Outshined by those writers, Mr. Koppelman found himself on the management side of the corporate and was drawn to the business of music publishing: handling the work of songwriters and maximizing the earnings from those copyrights.

In a story Mr. Koppelman was keen on telling, he was at a music industry function early in his profession when he saw one group of executives, dressed plainly and nervously chain-smoking cigarettes — record company men, he was told. In one other a part of the room were the music publishers, wearing nice suits and contentedly having fun with cigars.

“That’s what I would like to be involved in,” Mr. Koppelman decided, as Brian Koppelman, a movie and tv producer who’s considered one of the creators of the show “Billions,” recounted in an interview.

In 1965, Mr. Koppelman and Mr. Rubin began a production company, Koppelman & Rubin Associates. They signed the Lovin’ Spoonful (“Do You Consider in Magic”) and worked with songwriters like Tim Hardin, whose song “If I Were a Carpenter” became a Top 10 hit for Bobby Darin in 1966, in a version that was produced by Mr. Koppelman and Mr. Rubin.

After the pair sold their company, Mr. Koppelman went to work at CBS. In 1975 he formed the Entertainment Company with the actual estate developer Samuel LeFrak and Mr. Bandier. Mr. Koppelman developed an in depth association with Ms. Streisand, serving as executive producer on a string of her albums within the late Nineteen Seventies and early ’80s.

In 1986, after Mr. Koppelman and Mr. Bandier had left their partnership with Mr. LeFrak, they teamed with Mr. Swid — an investor in furniture corporations, Spin magazine and the “21” Club — to purchase CBS Songs, the music publishing division of CBS Inc. Their recent company, SBK Entertainment World, took its name from the three men’s initials.

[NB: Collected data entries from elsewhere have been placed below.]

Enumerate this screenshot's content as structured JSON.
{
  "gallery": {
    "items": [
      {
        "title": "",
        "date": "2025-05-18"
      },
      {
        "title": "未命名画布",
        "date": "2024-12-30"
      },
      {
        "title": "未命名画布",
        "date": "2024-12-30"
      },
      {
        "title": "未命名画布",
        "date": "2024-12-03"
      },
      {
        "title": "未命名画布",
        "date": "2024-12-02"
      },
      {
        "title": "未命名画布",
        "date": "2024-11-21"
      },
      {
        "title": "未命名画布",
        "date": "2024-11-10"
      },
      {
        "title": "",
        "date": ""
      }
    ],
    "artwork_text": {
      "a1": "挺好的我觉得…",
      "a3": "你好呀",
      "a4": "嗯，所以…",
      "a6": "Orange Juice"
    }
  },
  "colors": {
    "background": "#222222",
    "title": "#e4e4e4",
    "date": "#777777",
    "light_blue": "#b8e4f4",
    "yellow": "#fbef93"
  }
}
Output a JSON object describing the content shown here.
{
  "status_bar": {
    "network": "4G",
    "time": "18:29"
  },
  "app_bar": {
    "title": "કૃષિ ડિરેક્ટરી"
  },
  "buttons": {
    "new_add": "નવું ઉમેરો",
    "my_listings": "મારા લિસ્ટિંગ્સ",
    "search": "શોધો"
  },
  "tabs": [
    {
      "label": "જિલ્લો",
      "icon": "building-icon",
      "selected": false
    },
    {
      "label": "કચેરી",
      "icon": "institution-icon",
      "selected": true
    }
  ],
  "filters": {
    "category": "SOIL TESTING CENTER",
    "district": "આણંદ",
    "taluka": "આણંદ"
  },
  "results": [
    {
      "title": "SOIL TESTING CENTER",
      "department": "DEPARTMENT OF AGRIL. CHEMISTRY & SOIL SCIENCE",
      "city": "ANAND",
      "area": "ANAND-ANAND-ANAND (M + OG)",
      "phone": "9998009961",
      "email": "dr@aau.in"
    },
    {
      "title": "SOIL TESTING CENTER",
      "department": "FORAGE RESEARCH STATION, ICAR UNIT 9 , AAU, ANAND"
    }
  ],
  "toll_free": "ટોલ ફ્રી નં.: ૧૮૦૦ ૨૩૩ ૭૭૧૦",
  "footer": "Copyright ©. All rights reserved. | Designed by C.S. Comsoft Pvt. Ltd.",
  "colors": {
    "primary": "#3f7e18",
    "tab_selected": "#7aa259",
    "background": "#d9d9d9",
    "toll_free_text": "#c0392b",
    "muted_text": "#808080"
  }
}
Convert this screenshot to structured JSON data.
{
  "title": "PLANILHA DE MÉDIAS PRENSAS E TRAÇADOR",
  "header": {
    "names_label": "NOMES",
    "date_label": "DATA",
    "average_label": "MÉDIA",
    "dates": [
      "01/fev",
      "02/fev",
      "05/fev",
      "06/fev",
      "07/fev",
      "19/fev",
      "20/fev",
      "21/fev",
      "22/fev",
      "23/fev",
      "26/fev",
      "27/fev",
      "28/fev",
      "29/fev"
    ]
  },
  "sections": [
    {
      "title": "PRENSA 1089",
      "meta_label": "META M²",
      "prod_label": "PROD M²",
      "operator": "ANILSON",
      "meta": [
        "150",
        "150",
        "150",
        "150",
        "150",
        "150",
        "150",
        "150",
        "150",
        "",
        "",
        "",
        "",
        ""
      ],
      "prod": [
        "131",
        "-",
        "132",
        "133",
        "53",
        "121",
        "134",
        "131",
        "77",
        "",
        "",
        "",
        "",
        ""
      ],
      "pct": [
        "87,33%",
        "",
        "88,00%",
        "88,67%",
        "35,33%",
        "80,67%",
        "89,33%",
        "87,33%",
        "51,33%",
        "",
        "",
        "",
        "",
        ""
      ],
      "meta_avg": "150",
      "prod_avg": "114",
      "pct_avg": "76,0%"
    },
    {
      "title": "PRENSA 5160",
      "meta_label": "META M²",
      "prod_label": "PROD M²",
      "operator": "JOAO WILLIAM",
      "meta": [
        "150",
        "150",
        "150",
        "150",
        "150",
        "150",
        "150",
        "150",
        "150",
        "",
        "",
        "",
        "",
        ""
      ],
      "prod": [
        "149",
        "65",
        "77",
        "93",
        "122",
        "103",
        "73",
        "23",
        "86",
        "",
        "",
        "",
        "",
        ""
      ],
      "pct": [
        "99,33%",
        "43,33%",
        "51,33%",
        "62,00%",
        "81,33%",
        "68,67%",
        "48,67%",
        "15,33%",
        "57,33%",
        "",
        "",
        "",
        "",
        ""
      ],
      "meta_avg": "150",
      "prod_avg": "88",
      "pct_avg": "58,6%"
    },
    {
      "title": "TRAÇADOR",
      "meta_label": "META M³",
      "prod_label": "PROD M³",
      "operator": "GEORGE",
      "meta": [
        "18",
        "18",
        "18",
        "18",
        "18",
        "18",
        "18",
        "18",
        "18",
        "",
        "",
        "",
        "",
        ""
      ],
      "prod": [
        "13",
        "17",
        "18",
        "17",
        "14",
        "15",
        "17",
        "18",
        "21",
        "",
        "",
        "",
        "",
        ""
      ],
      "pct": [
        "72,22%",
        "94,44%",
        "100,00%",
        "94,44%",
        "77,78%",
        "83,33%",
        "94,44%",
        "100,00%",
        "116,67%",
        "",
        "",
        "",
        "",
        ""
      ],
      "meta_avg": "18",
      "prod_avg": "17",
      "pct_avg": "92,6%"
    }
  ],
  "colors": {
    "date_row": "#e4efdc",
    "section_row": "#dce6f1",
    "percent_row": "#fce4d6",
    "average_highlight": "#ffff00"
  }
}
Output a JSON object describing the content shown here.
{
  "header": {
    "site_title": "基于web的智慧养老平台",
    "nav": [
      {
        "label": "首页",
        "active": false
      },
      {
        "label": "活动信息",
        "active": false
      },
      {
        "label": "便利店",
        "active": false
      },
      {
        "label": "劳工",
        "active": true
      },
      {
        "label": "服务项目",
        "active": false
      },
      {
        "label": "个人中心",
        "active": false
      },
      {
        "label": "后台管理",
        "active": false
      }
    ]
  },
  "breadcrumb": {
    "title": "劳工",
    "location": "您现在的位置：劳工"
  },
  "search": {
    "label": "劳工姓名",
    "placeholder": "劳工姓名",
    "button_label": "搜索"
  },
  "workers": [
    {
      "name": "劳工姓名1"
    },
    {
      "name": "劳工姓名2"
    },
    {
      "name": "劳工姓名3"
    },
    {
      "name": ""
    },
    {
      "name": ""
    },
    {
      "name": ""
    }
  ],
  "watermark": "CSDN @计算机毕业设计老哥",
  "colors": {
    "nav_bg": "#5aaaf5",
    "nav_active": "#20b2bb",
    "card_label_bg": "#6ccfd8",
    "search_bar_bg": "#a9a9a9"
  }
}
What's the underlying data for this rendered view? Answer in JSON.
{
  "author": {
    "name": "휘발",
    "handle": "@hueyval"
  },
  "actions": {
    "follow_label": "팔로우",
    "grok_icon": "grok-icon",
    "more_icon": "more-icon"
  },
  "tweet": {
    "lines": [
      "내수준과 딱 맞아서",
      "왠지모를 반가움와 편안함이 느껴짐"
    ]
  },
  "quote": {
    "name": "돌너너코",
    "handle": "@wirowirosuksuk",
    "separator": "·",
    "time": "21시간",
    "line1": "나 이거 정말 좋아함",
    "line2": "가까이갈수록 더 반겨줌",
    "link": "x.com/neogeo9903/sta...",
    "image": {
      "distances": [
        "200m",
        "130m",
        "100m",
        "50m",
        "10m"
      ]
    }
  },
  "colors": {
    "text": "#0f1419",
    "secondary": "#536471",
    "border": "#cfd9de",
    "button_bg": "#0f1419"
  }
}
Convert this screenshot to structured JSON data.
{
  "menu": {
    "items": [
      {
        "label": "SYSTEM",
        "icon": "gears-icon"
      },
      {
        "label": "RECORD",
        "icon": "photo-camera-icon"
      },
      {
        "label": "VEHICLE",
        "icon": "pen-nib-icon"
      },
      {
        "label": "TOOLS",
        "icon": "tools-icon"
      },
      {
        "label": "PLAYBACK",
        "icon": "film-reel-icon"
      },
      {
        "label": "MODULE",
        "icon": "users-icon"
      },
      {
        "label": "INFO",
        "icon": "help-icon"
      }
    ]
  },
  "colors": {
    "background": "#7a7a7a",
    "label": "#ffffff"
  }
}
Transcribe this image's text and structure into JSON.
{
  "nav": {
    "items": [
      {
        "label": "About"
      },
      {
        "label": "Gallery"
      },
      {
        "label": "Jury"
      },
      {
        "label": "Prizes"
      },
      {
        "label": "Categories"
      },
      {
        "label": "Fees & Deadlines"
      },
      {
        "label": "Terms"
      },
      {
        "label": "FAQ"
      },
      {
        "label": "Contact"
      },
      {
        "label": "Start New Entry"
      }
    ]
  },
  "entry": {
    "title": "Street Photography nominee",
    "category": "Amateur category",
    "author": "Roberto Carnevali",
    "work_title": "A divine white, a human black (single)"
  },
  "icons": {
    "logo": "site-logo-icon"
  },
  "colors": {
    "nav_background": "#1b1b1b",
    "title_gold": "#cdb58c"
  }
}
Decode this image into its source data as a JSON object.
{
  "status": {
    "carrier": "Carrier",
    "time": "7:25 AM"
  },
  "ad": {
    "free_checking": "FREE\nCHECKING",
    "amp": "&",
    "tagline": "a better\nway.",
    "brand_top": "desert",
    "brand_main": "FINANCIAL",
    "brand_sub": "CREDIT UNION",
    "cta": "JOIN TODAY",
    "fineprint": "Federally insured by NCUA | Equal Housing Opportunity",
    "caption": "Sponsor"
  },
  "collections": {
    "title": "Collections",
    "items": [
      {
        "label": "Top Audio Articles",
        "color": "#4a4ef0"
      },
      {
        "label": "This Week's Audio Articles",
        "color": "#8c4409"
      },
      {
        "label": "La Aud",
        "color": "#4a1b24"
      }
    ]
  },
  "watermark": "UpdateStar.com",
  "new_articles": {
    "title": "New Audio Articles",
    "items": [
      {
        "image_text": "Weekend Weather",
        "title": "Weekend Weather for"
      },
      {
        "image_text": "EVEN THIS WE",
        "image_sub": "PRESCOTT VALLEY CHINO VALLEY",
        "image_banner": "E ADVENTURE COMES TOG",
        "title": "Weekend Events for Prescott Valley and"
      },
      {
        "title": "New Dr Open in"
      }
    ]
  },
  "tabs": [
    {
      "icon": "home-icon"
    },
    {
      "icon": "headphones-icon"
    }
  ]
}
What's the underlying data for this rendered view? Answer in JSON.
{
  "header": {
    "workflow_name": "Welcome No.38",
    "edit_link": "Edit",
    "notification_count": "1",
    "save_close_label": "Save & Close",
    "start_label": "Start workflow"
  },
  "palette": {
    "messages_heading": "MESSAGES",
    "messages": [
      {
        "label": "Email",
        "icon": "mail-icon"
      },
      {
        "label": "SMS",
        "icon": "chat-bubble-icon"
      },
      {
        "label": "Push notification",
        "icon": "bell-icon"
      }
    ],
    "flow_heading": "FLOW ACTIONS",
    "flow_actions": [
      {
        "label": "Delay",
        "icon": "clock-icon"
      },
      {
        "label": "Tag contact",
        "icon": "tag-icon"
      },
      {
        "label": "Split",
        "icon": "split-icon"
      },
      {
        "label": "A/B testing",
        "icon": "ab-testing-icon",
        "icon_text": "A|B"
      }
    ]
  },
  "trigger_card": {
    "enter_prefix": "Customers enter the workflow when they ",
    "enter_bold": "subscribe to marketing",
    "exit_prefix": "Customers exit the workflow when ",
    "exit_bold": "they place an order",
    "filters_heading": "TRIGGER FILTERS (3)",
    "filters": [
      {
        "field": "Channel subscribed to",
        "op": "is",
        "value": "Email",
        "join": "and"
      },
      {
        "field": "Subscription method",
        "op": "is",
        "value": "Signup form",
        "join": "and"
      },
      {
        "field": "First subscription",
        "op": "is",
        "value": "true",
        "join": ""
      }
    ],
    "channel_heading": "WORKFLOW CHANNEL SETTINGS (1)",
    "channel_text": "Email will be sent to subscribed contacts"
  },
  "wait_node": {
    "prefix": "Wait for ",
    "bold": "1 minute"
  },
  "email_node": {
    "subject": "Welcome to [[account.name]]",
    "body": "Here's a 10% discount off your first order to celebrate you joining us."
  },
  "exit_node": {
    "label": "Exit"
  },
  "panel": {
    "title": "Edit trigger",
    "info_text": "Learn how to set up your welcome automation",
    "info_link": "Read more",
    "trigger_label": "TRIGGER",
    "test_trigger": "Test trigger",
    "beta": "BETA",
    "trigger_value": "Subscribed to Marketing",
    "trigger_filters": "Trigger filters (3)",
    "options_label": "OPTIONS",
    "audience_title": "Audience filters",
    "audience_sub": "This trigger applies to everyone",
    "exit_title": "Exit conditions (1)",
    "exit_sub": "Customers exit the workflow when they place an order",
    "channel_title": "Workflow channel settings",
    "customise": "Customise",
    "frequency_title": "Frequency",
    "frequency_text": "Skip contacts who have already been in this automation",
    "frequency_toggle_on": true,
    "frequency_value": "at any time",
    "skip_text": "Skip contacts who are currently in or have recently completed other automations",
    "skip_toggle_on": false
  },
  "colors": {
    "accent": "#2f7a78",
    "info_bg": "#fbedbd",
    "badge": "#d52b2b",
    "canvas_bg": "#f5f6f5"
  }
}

After they sold SBK to EMI, the music industry and Wall Street were atwitter over whether CBS had sold its publishing holdings for too little or EMI had paid an excessive amount of. Mr. Koppelman and Mr. Bandier joined EMI, and the corporate also established SBK Records as a three way partnership.

In 1985, while Brian Koppelman was a student at Tufts University, he saw Tracy Chapman perform at a coffeehouse and encouraged his father to sign her as a songwriter. He did, and Ms. Chapman’s debut album, released by Elektra Records in 1988, went to No. 1 and established her as a serious talent.

SBK quickly put itself on the pop map with Wilson Phillips and Technotronic (“Pump Up the Jam”). It also had an enormous hit in 1990 with Vanilla Ice’s “Ice Ice Baby,” which became the primary rap song to succeed in No. 1 on the all-genre Hot 100.

Though Vanilla Ice soon became a laughingstock when it was revealed that the gritty back story in his official SBK biography was fictitious, Brian Koppelman said his father never regretted releasing “Ice Ice Baby” and knew from the moment he heard it that the song could be a success.

Along with his son, Mr. Koppelman is survived by his wife, Gerri Kyhill Koppelman; two daughters, Jennifer Koppelman Hutt and Stacy Koppelman Fritz; a sister, Roz Katz; and 7 grandchildren.

Mr. Koppelman left EMI in 1997, and he got here to develop a specialty working with troubled brands. He was the chairman of Steve Madden Ltd. from 2000 to 2004, a period that included Mr. Madden’s conviction and sentencing for securities fraud. In 2004, the 12 months Ms. Stewart was convicted of obstructing a federal investigation into her stock transactions, Mr. Koppelman joined the board of her company, Martha Stewart Living Omnimedia. He served as the corporate’s chairman from 2005 to 2011.

For a time within the mid-2000s, he also worked as a financial adviser to Michael Jackson. In later years, Mr. Koppelman’s company, CAK Entertainment, negotiated brand deals for celebrities like Jennifer Lopez, Nicki Minaj and Adam Levine, and he was an adviser to the estate of Prince.

In interviews, Mr. Koppelman was often asked to elucidate his success, and his stock answer was that it was a mixture of smarts, luck and labor.

“Was I lucky that my son went to Tufts and heard Tracy Chapman?” he asked in an interview with Latest York magazine. “Was I lucky that the guy walked within the door and gave me the Lovin’ Spoonful? You bet I used to be. But I’m also a workaholic.”